Cape Town – A further South African credit downgrade remains “highly likely” if President Jacob Zuma and his Finance Minister Malusi Gigaba remain in their current positions, according to political analyst Jakkie Cilliers of the Institute for Security Studies.
Cilliers, the chairperson of the ISS board of trustees and the group’s head of African futures & innovation, made the argument in a recent research report entitled “South Africa’s prospects under Cyril Ramaphosa”.
He said that should South Africa’s sovereign credit rating be downgraded again, the country would likely be locked into a period of constrained growth.
Moody’s, alone of the three global ratings agencies, still has SA’s sovereign debt at investment level.
Were Moody’s to downgrade SA to junk, the country would automatically be excluded from a number of global bond indices, including the important Citi World Governance Bond Index
“That this decision is important was underlined by RMB Morgan Stanley, that projects a potential outflow of $5bn (R63.6bn) once South Africa is excluded,” said Cilliers.
“Once South Africa’s long-term local currency debt is downgraded by Moody’s, growth will remain constrained for several years and the target of 5% growth by 2023 or indeed of an average growth rate of 5.4% to 2030 as set out by the National Development Plan is unachievable,” said Cilliers.
Moody’s, meanwhile, placed SA’s state debt on review for downgrade in late November.
“The review period may not conclude until the size and the composition of the 2018 budget is known next February.

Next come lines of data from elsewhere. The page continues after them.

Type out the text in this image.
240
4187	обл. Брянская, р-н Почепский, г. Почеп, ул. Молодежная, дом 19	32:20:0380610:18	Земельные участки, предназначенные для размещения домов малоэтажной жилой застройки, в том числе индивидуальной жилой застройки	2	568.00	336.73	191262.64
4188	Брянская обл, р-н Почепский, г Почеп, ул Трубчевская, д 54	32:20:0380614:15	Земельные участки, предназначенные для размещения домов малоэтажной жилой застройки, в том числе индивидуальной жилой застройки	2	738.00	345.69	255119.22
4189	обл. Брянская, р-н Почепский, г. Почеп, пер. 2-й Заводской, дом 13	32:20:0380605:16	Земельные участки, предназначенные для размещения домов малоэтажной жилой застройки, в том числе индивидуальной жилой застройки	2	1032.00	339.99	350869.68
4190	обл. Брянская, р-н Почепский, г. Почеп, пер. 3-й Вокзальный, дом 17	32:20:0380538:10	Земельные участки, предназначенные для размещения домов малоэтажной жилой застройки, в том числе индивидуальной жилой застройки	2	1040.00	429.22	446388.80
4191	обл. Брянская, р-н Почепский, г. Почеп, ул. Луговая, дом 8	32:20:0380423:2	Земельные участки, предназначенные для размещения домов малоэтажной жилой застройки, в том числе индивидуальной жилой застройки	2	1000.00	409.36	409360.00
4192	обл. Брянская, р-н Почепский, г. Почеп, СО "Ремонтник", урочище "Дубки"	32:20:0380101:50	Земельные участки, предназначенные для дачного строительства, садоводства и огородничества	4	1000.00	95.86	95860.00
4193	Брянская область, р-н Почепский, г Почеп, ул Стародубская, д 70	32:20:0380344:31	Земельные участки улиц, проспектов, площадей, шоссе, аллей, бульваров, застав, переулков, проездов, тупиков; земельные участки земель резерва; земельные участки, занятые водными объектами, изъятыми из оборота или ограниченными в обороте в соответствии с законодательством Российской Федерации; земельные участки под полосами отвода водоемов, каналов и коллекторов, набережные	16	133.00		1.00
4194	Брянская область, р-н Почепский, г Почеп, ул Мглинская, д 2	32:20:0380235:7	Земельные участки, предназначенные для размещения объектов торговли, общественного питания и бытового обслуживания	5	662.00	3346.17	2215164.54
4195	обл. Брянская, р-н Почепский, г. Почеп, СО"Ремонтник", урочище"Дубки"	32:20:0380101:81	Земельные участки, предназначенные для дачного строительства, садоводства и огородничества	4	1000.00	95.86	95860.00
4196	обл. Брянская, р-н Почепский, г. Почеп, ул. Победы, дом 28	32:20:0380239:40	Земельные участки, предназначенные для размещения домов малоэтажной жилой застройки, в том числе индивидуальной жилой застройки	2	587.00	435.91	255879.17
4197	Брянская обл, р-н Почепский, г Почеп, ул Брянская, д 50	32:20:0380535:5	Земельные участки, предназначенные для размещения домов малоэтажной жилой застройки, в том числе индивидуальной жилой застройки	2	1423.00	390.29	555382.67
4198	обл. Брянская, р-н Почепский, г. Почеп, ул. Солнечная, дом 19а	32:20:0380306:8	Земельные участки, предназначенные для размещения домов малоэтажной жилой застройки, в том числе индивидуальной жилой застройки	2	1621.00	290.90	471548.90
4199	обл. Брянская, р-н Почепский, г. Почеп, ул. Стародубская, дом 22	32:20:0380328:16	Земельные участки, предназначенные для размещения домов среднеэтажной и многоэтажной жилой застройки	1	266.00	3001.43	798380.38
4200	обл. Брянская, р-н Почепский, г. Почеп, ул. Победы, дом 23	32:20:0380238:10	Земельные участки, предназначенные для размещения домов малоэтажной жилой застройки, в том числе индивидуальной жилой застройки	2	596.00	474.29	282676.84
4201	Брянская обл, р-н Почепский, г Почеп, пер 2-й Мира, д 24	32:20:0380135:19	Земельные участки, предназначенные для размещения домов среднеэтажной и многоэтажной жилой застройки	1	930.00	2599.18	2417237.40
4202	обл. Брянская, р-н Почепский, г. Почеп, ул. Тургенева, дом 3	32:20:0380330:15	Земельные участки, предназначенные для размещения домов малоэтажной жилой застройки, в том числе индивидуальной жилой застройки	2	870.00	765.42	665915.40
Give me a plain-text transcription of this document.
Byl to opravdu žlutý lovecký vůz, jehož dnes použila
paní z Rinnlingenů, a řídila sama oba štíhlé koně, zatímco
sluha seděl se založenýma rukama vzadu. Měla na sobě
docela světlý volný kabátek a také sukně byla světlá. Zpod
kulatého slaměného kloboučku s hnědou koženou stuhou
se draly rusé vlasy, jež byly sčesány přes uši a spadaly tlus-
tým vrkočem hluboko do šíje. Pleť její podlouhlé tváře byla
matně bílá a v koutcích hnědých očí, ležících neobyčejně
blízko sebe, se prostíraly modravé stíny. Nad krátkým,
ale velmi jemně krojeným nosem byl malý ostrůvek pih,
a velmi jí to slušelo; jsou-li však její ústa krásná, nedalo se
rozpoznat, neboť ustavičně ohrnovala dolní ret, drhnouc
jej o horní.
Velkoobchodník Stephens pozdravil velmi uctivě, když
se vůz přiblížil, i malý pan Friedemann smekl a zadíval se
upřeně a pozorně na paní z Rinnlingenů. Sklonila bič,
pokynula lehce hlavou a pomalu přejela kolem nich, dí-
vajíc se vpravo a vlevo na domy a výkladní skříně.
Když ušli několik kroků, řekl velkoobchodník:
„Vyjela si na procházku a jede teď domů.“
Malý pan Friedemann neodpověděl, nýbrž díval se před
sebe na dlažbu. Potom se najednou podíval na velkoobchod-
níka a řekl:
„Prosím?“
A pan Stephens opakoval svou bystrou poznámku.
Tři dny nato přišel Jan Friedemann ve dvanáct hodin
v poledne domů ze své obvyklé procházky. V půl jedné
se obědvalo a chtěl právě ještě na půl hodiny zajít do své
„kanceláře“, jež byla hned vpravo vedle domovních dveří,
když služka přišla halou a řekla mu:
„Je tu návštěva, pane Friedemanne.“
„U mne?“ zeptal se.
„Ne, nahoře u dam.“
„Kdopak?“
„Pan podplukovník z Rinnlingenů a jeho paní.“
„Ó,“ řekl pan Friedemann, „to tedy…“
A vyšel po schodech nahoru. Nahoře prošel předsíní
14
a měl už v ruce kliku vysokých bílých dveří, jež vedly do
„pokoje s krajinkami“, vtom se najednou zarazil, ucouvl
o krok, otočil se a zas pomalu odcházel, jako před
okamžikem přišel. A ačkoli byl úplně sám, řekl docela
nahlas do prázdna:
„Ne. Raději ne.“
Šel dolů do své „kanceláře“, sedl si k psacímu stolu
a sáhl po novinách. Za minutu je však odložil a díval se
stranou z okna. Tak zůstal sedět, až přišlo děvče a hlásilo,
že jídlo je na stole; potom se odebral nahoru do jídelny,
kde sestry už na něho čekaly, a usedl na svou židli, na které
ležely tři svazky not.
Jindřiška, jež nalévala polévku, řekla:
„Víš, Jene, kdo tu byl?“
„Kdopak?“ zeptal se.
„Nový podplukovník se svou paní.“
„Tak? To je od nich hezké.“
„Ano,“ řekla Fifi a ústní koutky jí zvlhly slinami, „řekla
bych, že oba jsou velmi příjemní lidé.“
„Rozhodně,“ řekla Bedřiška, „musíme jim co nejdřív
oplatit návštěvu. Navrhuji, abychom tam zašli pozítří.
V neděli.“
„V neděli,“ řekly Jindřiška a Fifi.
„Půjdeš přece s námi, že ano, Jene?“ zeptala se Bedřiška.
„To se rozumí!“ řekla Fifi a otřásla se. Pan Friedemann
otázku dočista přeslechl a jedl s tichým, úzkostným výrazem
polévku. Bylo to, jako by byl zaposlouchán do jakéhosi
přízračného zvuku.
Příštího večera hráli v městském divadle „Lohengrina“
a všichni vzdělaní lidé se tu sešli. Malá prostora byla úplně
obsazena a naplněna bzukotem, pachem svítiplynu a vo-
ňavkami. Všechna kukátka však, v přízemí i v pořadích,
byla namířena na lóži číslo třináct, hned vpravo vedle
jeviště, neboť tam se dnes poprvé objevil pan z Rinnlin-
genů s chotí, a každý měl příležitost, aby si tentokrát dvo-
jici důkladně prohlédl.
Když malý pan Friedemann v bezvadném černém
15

This will also allow Moody’s to assess the policy implications of political developments during the review period and the likelihood of pressures on South Africa’s key policymaking institutions persisting,” said Moody’s in a statement at the time.
Gigaba is set to deliver the budget on February 21.
Will Zuma be recalled?
One way for SA to avoid a further downgrade is for Zuma to be recalled, said Cilliers, in the same way that former president Thabo Mbeki was.
Whether to go ahead with this recall is one of the key decisions confronting the ANC’s newly-elected top decision making body, the national executive committee (NEC).
“The longer Jacob Zuma stays in power, the better the opposition parties can be expected to do in 2019. The likelihood of a further downgrade by Moody’s will be dramatically reduced with the early recall of Zuma and the appointment of a new Cabinet, including a new finance minister able to inspire confidence,” he said.
However, he added that in the light of the narrow election victory of Deputy President Cryril Ramaphosa for the post of ANC president and the split NEC, Zuma may have “earned a few months longer as president of South Africa”.
Two centres of power
Analysts will be paying close attention to SA’s two centres of power, one around Ramaphosa and his allies, and another around Zuma and his defenders.
“[The two centres of power are] important, for Zuma’s announcement on fee-free education only hours before the start of the 54th Conference on December 16 2017 clearly demonstrated the potential damage that he could wreak in the months that lie ahead,” said Cilliers.
Cilliers noted that friction between the two camps would be particularly pronounced around Zuma’s “stated intention to press ahead with the acquisition of additional nuclear capacity for electricity”.
But despite backing for Zuma In the NEC and Cabinet, Cilliers argued that it is unlikely he will serve out his full second term.
“The likely process is that the ANC, after discussion and agreement within the NEC, will recall him, requesting him to resign as president of the country, as occurred with Thabo Mbeki in 2008.”